This year marks my 22nd year celebrating Downriver communities, people and issues with my editorial cartoons in The News-Herald. Twenty-two years is a long time, but our relationship goes back much longer than that. Thirty years longer, to be exact.
I grew up down river back when it was just that – two words, lower case – and meant, to many people who didn’t live here simply, “that area south of Detroit before you get to Monroe …”
I lived in Riverview (a village when I moved in), on Hinton and I learned my most important life lessons and made the best friends I ever had in that neighborhood and at St. Cyprian School. I got my haircuts at Hubert’s Barber Shop and learned to ride my two-wheeler one memorable weekend in the empty parking lot of People’s Bank.
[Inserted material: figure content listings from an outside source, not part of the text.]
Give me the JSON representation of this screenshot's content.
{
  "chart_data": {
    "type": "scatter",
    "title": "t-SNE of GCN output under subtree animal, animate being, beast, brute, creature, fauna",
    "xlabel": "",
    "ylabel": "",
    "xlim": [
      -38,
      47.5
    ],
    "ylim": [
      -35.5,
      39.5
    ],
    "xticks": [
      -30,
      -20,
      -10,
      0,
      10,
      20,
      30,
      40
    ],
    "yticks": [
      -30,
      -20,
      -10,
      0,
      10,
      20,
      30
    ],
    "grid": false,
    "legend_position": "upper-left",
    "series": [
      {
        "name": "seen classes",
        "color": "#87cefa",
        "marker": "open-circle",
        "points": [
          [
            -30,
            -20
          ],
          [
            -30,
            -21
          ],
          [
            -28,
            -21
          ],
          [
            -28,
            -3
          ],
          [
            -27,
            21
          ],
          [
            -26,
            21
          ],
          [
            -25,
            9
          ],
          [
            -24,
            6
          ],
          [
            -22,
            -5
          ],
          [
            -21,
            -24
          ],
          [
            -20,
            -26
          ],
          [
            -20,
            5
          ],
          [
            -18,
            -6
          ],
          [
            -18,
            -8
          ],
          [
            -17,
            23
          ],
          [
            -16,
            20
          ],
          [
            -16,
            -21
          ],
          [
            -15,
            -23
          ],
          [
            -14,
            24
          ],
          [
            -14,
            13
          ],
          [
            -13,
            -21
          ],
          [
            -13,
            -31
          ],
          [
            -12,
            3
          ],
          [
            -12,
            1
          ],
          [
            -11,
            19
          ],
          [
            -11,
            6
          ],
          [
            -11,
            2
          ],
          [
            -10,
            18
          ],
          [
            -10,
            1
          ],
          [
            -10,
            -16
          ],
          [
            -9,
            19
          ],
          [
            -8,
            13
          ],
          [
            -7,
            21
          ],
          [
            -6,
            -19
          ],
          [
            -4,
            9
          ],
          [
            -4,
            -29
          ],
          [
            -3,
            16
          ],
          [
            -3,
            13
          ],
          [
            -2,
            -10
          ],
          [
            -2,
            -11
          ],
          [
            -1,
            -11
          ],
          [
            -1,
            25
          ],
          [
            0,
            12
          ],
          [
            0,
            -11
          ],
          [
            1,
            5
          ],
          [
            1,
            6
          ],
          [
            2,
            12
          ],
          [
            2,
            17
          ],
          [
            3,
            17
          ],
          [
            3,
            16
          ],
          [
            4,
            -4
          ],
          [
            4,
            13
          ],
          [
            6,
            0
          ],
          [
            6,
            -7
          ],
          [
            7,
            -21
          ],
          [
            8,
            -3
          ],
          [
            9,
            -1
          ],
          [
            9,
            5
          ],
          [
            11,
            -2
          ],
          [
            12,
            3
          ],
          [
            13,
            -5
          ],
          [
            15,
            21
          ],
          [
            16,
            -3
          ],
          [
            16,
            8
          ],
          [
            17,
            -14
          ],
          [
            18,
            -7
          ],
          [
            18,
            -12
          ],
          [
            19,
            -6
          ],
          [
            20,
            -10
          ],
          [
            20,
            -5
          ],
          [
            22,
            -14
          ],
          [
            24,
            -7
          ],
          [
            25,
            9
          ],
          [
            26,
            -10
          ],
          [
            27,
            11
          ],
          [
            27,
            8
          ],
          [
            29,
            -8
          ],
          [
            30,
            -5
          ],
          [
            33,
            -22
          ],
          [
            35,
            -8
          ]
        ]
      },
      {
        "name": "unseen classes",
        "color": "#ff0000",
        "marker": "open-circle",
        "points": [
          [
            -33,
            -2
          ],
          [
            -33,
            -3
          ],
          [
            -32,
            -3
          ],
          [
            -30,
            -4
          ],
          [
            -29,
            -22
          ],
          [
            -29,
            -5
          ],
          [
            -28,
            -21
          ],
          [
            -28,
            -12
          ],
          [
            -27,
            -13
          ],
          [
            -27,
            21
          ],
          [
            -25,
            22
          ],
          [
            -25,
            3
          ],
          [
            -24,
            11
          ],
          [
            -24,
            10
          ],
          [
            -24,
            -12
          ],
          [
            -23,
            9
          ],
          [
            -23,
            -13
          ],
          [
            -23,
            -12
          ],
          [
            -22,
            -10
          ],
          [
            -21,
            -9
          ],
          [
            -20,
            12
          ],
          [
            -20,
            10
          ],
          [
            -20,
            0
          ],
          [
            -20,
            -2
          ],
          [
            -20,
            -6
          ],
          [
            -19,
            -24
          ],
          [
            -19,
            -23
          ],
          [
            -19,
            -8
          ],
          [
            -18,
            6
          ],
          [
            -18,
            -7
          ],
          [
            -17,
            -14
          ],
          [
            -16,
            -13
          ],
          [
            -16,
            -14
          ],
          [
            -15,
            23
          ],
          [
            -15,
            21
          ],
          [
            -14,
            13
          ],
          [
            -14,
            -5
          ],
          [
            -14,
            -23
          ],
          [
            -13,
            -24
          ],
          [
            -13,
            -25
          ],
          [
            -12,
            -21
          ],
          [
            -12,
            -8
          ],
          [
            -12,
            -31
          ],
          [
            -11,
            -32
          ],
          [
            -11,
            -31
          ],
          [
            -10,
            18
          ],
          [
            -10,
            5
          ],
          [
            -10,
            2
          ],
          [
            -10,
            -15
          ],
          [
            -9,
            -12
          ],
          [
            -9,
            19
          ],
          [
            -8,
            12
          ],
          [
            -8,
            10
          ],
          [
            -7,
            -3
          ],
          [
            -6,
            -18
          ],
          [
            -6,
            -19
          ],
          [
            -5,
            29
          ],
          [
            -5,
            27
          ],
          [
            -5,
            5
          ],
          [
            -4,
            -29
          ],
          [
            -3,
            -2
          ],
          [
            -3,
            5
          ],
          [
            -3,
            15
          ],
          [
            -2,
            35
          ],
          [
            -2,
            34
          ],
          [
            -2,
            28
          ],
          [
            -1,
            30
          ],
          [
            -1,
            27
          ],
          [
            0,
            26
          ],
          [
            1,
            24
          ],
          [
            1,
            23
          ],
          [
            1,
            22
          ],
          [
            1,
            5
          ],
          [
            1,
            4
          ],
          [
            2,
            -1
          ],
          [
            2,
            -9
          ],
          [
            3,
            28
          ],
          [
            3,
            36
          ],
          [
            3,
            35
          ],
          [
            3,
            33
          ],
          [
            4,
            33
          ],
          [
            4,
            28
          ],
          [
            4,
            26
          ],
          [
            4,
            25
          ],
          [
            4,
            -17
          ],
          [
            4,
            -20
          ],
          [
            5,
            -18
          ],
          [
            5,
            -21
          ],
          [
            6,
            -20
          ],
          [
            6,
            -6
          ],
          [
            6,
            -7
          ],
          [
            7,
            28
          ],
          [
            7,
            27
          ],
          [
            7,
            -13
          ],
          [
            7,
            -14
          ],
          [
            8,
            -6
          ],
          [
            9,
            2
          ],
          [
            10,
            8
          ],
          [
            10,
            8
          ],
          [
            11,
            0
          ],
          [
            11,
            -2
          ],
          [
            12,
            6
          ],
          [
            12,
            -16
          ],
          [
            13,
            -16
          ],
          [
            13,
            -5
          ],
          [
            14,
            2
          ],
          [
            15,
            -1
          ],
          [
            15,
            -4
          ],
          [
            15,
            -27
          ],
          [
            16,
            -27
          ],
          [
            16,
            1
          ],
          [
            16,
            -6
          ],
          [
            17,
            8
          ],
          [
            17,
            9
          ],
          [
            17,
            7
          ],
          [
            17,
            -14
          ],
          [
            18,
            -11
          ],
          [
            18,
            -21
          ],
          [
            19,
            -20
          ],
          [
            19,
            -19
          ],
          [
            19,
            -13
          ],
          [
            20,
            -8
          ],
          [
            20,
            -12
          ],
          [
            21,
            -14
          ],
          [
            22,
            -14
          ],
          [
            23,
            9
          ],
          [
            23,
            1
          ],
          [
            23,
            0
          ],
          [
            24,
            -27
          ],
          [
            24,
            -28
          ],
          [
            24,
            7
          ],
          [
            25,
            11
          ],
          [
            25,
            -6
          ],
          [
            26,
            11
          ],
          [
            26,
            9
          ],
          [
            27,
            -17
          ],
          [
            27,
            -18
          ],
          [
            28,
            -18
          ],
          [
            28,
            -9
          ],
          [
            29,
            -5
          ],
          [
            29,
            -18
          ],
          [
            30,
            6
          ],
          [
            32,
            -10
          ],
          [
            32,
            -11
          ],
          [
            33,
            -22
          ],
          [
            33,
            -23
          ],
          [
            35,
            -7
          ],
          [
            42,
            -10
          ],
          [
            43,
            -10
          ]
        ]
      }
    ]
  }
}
I saw my favorite movies at the Fort George Drive-In and at the Wyandotte Theater (before there was even an “Annex”). I rode midway rides at the local amusement park at a time when places like Bob-Lo Island and Edgewater Park might as well have been Disney Land, because they all seemed equally distant.
I played “army” at Memorial Park and I made many braided key chains at the activity center (which looked very much like a garage) at Ray St. Park. I collected empty two-cent pop bottles and cashed them in for penny candy at Ed’s Market or at Pat’s Stone Front Market, depending upon which side of town my buddies and I were “working.”
And my best memories are of those buddies – of Mark and Johnny, Joe, Fred and Ronald, David, Richard, Greg, Larry, Kurt and Neven; and of the girls I pretended not to like, too – Carla, Diane, Karen, Philomene and Suzy.
Life and career led me away from Downriver – but not far. My kids have been to St. Cyprian Church, they’ve played at Memorial Park, they’ve had frozen custard at the Bob-Jo and I drag them annually to go Cruisin’ Downriver.
Downriver was, is and always will be, my home, even though my address isn’t on Hinton anymore. Now it’s in my heart.